The Food and Drug Administration (FDA) yesterday said that local health agencies are investigating the 117 restaurants and traditional market vendors that have allegedly purchased and used lamb mixed with pork.
FDA interim Director-General Chiang Yu-mei (姜郁美) said the Greater Kaohsiung District Prosecutors’ Office has provided a list of 117 stores to health authorities nationwide and that the agencies are verifying the quantity of the adulterated lamb they procured.

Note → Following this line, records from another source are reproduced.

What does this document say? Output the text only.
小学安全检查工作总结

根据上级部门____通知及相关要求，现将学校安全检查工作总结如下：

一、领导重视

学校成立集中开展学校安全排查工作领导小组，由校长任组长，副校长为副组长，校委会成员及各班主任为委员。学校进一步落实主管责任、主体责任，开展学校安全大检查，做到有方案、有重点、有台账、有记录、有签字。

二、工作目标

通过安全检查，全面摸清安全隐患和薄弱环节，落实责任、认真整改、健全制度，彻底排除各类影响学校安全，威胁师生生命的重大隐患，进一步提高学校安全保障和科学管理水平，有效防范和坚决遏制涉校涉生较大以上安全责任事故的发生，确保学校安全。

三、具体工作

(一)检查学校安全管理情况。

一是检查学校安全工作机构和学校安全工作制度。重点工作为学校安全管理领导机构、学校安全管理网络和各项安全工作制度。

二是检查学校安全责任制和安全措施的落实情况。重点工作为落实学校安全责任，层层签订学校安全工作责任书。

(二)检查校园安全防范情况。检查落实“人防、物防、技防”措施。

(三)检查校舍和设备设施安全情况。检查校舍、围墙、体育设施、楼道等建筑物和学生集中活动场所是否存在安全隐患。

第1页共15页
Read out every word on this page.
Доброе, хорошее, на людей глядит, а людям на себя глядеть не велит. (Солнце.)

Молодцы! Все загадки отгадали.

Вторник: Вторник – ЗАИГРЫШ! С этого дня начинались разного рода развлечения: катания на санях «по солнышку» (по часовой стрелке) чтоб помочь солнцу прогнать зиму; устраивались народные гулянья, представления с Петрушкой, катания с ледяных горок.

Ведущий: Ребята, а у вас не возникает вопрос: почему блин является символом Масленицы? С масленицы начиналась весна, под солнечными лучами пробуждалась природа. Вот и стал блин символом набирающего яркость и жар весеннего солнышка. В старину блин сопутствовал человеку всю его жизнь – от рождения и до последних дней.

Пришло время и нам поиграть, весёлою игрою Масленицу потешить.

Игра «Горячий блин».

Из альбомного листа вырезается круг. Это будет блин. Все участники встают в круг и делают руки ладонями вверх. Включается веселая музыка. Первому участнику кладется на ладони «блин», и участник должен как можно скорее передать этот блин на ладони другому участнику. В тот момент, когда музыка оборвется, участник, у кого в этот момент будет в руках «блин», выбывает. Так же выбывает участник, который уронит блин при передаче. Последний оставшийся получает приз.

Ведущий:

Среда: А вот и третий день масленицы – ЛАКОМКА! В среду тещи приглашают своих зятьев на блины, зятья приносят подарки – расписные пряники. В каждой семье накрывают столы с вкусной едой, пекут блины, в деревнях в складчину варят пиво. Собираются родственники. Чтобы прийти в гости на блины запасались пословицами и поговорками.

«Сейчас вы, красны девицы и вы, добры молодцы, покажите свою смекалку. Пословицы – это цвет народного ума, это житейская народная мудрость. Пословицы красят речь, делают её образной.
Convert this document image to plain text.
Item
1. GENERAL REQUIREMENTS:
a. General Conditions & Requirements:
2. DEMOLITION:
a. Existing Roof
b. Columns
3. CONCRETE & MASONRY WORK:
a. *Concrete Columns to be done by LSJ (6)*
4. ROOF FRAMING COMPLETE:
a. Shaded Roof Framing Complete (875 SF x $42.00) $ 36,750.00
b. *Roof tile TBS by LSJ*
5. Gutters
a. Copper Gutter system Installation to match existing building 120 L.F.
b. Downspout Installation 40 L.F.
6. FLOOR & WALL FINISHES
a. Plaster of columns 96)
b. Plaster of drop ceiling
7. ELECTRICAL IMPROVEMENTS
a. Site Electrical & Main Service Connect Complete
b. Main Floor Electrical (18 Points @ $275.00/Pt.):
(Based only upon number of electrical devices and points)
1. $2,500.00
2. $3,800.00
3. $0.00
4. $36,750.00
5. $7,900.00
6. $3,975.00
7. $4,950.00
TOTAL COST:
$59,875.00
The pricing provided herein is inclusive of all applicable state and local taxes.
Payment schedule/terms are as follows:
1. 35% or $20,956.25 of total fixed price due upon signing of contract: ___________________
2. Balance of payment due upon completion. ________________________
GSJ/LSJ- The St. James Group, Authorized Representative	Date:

“The adulterated lamb is mostly frozen meat and must be removed from store shelves. Businesspeople who produce or sell adulterated or counterfeited foods are subject to a maximum fine of NT$50 million (US$1.67 million) and a prison term of up to five years,” Chiang said.
Chiang made the remarks one day after the Greater Kaohsiung Government’s Department of Health released the results of its random test on sliced lamb products in the city, with the test showing that two of the four lamb samples tested were found to contain traces of pork.
The department then referred the two meat vendors that sold the problematic lamb products — one in the city’s Fongshan District (鳳山) and the other in Zuoying District (左營) — to prosecutors for further investigation.
According to prosecutors’ preliminary investigation, the two meat vendors purchased the adulterated lamb from Kaohsiung’s Ching Lung Meat Co (金龍肉品) and New Taipei City’s Hua Yuan International Co (華元國際) respectively.
While Ching Lung simply mixed lamb with pork, Hua Yuan was found to have manufactured three different grades of lamb, categorized as Grade A, Grade B and Grade C, prosecutors said.